At a Glance…
The European Commission (Commission) clarifies the meaning of the term “deal on own account” for the purposes of the Systematic Internaliser (SI) definition under MiFID II. This may have implications for the regulatory status of EU investment firms when they hedge their client orders with group companies.
A question of definition
SIs are investment firms that, on an “organised, frequent, systematic and substantial basis,” execute client orders on their own account outside a trading venue.1 The regulators are keen to ensure that SIs are not allowed to engage in matched principal trading on a regular basis outside a trading venue.
In its recently published Commission Delegated Regulation, the Commission clarifies that, for the purposes of the SI test only, the term “deal on own account” should be understood as a reference to the commitment of proprietary capital by the investment firm (i.e., a risk-taking market actor) and should not normally include riskless principal trading unless all of the following requirements apply:
- the matching arrangements are entered into by the investment firm with group companies;
- the group company counterparty is unable to provide quotes or other information on trading interests to third parties or to reject or amend such intra-group transactions; and
- the transactions are carried out for the sole purpose of centralising the risk management of the group.
This will mean that EU investment firms that, for example, have hedging arrangements in place with group companies may still qualify as SIs even if they are acting solely in a riskless principal capacity. Such firms should therefore have arrangements in place to determine whether their riskless principal trading activity in relevant financial instruments exceeds the applicable thresholds under the “organised, frequent, systematic and substantial basis” SI test.
SI threshold calculations
Transactions that do not contribute to the price formation process and/or are not reportable should not be included in the calculations for the purposes of the SI definition. Only those financial instruments that are traded on a trading venue (TOTV) will be required to be reported under the post-trade transparency and transaction reporting regime.
The term TOTV is not specifically defined in MiFID II. The European Securities and Markets Authority (ESMA) has stated in its opinion dated May 2017 that transactions executed outside a trading venue (i.e., executed over-the-counter (OTC)) will be treated as TOTV if they involve a specific type of instrument that trades on a trading venue.

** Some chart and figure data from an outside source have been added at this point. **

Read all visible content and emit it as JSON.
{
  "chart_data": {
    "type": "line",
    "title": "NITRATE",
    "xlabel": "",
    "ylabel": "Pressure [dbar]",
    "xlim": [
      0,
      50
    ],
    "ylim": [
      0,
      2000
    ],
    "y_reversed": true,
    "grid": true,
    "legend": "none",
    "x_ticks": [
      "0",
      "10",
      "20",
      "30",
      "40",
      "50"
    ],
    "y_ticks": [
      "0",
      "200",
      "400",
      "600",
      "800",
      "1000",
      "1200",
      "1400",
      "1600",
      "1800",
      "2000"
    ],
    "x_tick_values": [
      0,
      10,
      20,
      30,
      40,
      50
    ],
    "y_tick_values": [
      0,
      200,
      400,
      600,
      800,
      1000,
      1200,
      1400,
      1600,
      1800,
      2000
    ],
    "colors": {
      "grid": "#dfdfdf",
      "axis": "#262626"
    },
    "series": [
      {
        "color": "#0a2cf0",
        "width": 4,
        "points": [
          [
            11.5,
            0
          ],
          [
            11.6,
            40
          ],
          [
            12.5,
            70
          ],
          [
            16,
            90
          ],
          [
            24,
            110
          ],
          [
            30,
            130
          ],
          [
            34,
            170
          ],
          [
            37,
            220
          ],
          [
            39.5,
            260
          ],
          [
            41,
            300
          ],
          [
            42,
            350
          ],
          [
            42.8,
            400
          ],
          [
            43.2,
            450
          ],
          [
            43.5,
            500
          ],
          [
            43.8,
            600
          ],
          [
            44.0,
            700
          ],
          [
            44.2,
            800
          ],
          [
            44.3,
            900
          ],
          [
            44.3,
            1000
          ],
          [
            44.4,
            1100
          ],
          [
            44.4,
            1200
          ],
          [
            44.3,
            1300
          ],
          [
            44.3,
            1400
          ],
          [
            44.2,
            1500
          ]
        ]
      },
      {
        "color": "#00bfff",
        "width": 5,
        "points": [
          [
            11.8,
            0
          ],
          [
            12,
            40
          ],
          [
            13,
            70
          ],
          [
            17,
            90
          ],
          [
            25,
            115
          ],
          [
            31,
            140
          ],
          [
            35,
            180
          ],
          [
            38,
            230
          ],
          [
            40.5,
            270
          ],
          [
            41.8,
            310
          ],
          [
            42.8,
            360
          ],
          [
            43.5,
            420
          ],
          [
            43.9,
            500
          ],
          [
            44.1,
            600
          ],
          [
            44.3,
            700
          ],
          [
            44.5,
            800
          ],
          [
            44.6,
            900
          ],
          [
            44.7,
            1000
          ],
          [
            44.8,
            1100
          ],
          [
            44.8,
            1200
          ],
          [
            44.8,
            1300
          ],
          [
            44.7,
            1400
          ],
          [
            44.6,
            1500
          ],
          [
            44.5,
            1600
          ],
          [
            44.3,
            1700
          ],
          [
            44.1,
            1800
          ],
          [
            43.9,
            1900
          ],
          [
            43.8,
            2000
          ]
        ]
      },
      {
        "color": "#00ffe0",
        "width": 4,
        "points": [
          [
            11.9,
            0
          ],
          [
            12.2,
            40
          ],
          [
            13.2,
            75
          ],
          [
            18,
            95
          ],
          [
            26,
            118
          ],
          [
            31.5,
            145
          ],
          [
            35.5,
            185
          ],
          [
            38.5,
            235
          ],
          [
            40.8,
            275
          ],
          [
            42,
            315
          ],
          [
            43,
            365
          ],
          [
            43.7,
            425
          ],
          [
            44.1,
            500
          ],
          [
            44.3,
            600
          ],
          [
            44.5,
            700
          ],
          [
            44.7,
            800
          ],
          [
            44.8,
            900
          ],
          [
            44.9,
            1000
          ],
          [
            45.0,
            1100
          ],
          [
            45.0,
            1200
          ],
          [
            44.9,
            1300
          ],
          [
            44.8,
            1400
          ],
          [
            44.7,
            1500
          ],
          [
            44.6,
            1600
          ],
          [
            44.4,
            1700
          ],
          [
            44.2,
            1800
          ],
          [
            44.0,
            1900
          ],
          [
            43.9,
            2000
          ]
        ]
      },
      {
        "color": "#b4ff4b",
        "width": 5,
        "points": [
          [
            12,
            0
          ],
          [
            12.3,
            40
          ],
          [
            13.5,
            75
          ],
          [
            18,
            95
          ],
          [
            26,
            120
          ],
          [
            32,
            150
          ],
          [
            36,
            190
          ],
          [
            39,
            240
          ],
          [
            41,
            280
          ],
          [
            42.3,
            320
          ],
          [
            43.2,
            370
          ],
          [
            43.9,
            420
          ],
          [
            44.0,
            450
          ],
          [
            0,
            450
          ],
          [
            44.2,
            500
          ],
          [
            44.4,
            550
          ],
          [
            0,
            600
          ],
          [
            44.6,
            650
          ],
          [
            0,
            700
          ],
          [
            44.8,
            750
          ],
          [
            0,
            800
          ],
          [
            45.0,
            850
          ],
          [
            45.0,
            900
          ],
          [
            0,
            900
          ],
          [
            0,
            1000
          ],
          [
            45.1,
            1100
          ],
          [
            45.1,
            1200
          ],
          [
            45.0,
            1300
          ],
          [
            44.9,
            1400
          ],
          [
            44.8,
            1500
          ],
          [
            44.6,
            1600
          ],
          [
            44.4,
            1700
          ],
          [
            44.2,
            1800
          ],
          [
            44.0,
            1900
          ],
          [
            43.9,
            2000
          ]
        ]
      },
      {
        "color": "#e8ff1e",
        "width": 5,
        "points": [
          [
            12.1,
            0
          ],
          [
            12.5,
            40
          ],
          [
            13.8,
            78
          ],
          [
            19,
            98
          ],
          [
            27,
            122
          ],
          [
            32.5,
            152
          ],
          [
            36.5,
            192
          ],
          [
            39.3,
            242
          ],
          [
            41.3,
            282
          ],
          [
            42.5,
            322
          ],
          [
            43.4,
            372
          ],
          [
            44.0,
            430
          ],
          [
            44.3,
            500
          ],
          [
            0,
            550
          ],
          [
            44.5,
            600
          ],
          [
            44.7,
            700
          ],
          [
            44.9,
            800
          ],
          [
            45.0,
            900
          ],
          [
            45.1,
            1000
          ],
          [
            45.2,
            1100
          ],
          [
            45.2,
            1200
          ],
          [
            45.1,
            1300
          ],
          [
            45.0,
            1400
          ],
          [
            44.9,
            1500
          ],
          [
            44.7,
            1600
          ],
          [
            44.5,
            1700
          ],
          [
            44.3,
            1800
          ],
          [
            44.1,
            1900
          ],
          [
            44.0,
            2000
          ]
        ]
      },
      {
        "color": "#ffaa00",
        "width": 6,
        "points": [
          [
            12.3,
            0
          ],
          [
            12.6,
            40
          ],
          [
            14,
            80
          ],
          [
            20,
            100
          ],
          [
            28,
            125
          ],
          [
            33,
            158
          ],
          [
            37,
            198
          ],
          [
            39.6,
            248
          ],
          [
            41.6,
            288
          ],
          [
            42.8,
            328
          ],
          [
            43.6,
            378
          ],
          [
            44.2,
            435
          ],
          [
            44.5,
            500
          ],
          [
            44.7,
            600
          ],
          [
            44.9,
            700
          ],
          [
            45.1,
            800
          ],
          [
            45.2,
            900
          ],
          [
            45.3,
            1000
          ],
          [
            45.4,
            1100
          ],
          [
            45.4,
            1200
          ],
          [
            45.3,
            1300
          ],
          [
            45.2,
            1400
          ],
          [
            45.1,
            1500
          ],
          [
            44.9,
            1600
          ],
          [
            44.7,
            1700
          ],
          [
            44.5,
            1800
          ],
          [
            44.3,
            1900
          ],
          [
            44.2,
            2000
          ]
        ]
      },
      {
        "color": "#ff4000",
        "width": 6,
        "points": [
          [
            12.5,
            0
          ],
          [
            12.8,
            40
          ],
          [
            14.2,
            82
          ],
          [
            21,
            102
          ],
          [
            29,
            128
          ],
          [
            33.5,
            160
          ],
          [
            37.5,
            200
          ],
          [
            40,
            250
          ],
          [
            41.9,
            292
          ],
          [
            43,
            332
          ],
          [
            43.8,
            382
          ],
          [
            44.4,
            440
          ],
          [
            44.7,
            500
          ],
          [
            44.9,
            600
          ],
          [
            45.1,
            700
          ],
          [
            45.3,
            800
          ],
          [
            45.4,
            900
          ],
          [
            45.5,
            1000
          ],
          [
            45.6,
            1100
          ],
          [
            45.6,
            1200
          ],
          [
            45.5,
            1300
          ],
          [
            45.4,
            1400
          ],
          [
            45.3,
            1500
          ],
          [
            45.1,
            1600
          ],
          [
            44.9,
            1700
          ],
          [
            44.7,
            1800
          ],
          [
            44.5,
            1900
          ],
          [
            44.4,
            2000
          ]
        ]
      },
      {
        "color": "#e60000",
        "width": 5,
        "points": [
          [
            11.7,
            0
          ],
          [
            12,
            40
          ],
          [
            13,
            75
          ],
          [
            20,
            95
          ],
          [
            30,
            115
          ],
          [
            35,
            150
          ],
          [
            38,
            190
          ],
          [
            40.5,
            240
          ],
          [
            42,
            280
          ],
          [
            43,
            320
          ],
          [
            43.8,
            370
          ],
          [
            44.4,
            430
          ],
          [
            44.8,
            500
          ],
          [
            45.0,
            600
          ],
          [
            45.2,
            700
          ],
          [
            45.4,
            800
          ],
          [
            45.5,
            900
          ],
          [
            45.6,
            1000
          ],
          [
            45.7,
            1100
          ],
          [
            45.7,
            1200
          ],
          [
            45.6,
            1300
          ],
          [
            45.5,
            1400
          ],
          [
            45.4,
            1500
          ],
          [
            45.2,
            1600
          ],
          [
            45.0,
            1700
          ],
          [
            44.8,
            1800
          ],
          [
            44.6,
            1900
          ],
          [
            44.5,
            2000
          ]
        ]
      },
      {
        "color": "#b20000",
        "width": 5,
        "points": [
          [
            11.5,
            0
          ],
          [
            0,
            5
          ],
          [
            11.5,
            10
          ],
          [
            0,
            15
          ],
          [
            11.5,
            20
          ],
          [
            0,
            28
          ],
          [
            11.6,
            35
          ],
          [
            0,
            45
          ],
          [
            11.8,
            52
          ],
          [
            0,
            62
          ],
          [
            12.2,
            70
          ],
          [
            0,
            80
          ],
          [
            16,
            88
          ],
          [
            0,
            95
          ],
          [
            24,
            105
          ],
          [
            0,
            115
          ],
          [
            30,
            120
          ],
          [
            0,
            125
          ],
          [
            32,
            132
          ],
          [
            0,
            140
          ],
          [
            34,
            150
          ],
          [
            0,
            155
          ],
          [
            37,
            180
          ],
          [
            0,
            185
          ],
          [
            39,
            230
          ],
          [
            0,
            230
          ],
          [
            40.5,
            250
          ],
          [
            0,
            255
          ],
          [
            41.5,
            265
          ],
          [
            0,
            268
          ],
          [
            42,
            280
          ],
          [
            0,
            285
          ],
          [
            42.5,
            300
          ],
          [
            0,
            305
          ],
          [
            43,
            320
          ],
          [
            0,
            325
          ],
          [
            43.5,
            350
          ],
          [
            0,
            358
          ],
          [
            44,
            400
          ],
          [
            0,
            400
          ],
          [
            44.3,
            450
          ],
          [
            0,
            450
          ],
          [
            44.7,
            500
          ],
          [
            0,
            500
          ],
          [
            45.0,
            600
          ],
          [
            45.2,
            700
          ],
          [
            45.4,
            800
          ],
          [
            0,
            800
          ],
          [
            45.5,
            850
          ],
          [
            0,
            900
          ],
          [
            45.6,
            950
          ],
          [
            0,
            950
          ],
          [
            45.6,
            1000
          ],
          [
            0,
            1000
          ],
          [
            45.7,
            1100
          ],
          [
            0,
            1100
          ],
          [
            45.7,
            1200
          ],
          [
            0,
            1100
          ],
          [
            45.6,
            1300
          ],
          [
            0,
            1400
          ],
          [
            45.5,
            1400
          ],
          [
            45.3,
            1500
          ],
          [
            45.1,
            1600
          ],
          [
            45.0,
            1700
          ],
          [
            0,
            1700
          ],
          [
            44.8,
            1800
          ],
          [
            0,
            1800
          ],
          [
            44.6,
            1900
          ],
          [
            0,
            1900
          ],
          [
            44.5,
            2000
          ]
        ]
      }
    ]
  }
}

The concept of TOTV for shares, bonds and exchange-traded derivatives that are fully standardised is likely to be clear but the position for OTC derivatives will be less clear. However, the ESMA opinion clarifies that OTC derivatives that have similar characteristics to exchange-traded derivatives by virtue of sharing the same reference data except the issuer and trading venue fields will be treated as TOTV. In relation to transaction reporting, index or basket instruments will be treated as TOTV if a component of the index or basket is TOTV.
Investment firms are expected to notify their home state regulator of their SI status by September 2018, although it is possible to opt into the SI regime from 3 January 2018.